Russian opposition leader Alexei Navalny was poisoned, according to a statement released Monday by the German hospital where he is being treated.

Berlin’s Charité hospital said that Navalny was suffering from “intoxication by a substance from the group of cholinesterase inhibitors,” contradicting Russian doctors who said there was no evidence he had been poisoned. While it was not immediately clear exactly what substance was used to poison the Kremlin critic, the hospital said the effect of the toxin, which blocks cholinesterase, an enzyme needed for the proper functioning of the nervous system, was confirmed several times by independent labs.

Navalny is in a medically induced coma, but “there is no acute danger to his life,” the hospital said, adding that he is being treated with atropine, a medication used to treat some nerve agent and pesticide poisonings.

“Longer-term effects, especially in the area of the nervous system, cannot be ruled out,” the statement said.

While patients tend to respond positively to immediate treatment after poisoning, delays can lead to poorer outcomes, according to the National Institutes of Health. Navalny, 44, showed signs of poisoning on Thursday during a flight to Moscow from Siberia. He spent two days in a hospital in Omsk after the plane made an emergency landing.

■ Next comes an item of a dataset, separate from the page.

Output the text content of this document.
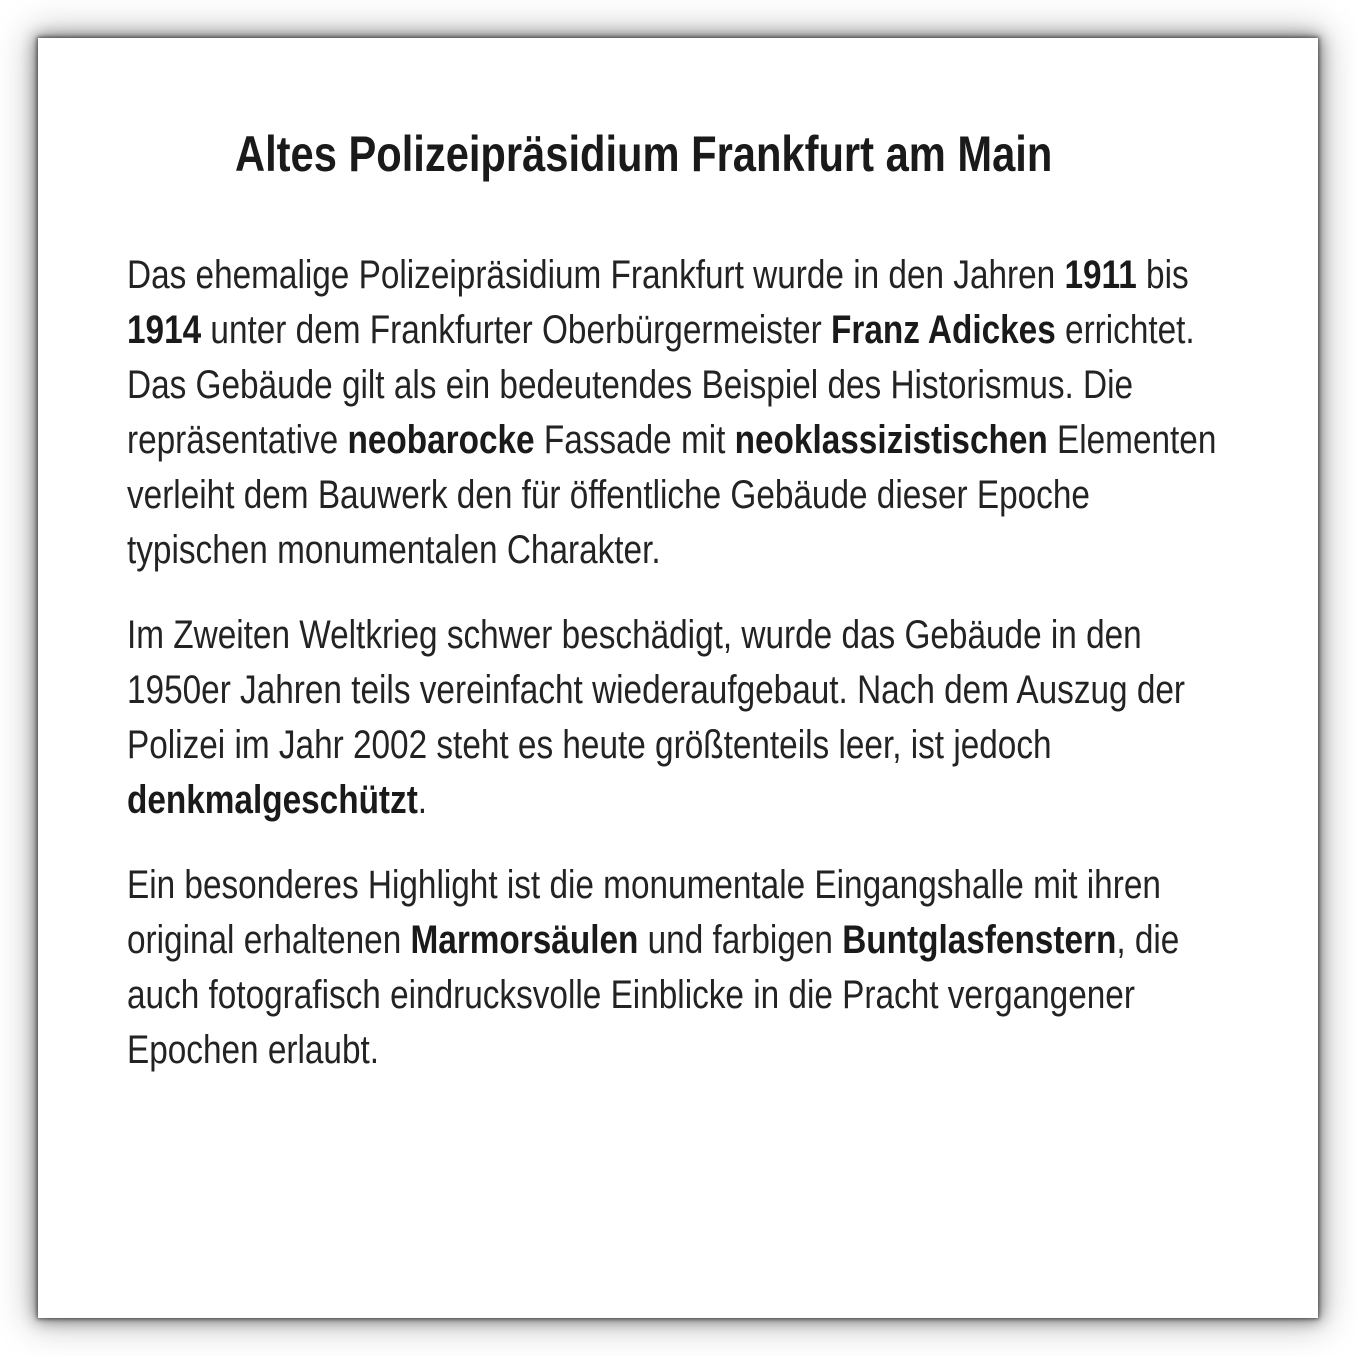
Altes Polizeipräsidium Frankfurt am Main

Das ehemalige Polizeipräsidium Frankfurt wurde in den Jahren 1911 bis 1914 unter dem Frankfurter Oberbürgermeister Franz Adickes errichtet. Das Gebäude gilt als ein bedeutendes Beispiel des Historismus. Die repräsentative neobarocke Fassade mit neoklassizistischen Elementen verleiht dem Bauwerk den für öffentliche Gebäude dieser Epoche typischen monumentalen Charakter.

Im Zweiten Weltkrieg schwer beschädigt, wurde das Gebäude in den 1950er Jahren teils vereinfacht wiederaufgebaut. Nach dem Auszug der Polizei im Jahr 2002 steht es heute größtenteils leer, ist jedoch denkmalgeschützt.

Ein besonderes Highlight ist die monumentale Eingangshalle mit ihren original erhaltenen Marmorsäulen und farbigen Buntglasfenstern, die auch fotografisch eindrucksvolle Einblicke in die Pracht vergangener Epochen erlaubt.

Omsk doctors said there was no sign Navalny had been poisoned, suggesting his condition could be due to a sharp drop in blood sugar.

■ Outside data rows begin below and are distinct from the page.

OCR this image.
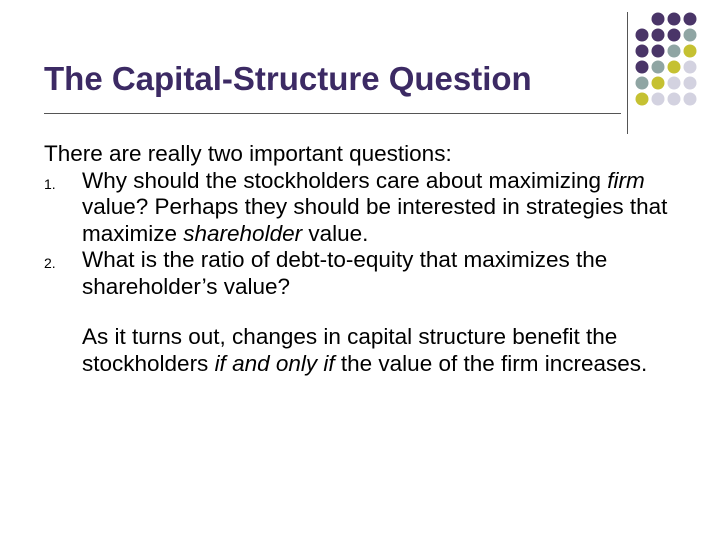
The Capital-Structure Question

There are really two important questions:

1. Why should the stockholders care about maximizing firm value? Perhaps they should be interested in strategies that maximize shareholder value.
2. What is the ratio of debt-to-equity that maximizes the shareholder’s value?

As it turns out, changes in capital structure benefit the stockholders if and only if the value of the firm increases.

“The poisoning diagnosis was one of the first to be suggested, including by paramedics,” Anatoly Kalinichenko, the deputy chief physician of Omsk Emergency Hospital No. 1, told reporters Monday. “This is why the patient was taken to the toxicology department. If we had found any confirmation of poisoning, things would have been much easier for us.”

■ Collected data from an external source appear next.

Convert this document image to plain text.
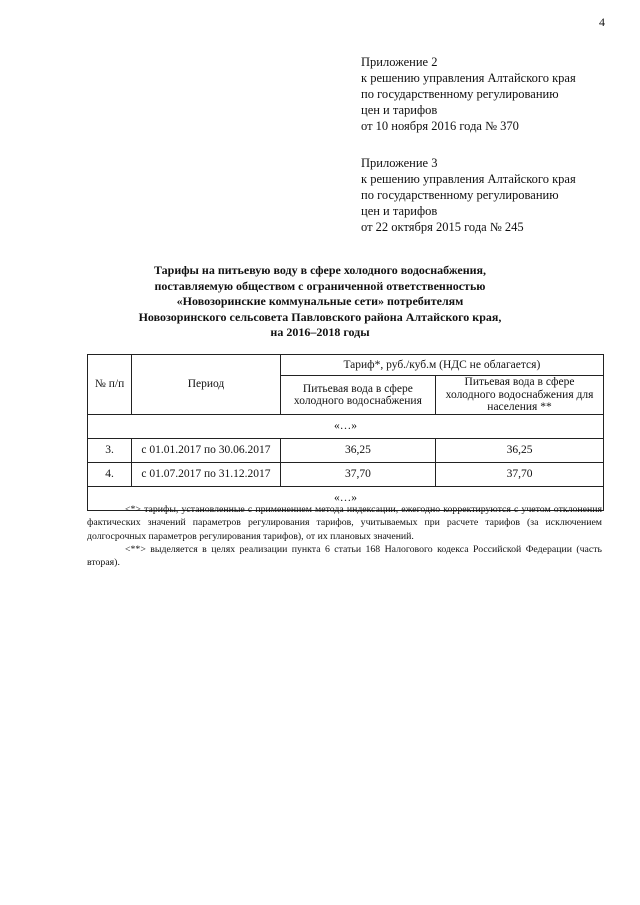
4
Приложение 2
к решению управления Алтайского края
по государственному регулированию
цен и тарифов
от 10 ноября 2016 года № 370
Приложение 3
к решению управления Алтайского края
по государственному регулированию
цен и тарифов
от 22 октября 2015 года № 245
Тарифы на питьевую воду в сфере холодного водоснабжения,
поставляемую обществом с ограниченной ответственностью
«Новозоринские коммунальные сети» потребителям
Новозоринского сельсовета Павловского района Алтайского края,
на 2016–2018 годы
№ п/п	Период	Тариф*, руб./куб.м (НДС не облагается)	
		Питьевая вода в сфере холодного водоснабжения	Питьевая вода в сфере холодного водоснабжения для населения **
«…»			
3.	с 01.01.2017 по 30.06.2017	36,25	36,25
4.	с 01.07.2017 по 31.12.2017	37,70	37,70
«…»			

<*> тарифы, установленные с применением метода индексации, ежегодно корректируются с учетом отклонения фактических значений параметров регулирования тарифов, учитываемых при расчете тарифов (за исключением долгосрочных параметров регулирования тарифов), от их плановых значений.

<**> выделяется в целях реализации пункта 6 статьи 168 Налогового кодекса Российской Федерации (часть вторая).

“We received definitive answers from two laboratories, which said they did not detect any chemical or toxic substances they could describe as poisons or poisoning products,” Kalinichenko said.

After Navalny’s family pushed to have him moved to another hospital, doctors approved his release on Friday, allowing him to be flown to Germany on Saturday morning.

Navalny remains under the protection of Germany’s Federal Criminal Police Office while in the Berlin hospital, which provides security for German Chancellor Angela Merkel and other government officials.

“It was clear after his arrival that security measures had to be put in place because we are dealing with a patient who was likely the target of a poison attack,” said German government spokesman Steffen Seibert, who added that other Kremlin critics have been poisoned in the past few years.

Western intelligence officials have tied Russian agents to other state-ordered poisonings, including the poisoning of former Russian spy Sergei Skripal and his adult daughter in Britain two years ago. A different cholinesterase inhibitor, the deadly Soviet-era nerve agent Novichok was used in that attack.

“Given Mr. Navalny’s prominent role in Russia’s political opposition, the authorities there are now urgently called upon to clarify this act to its fullest, and with complete transparency,” Merkel and German Foreign Minister Heiko Maas said in a joint statement. “Those responsible must be investigated and held to account.”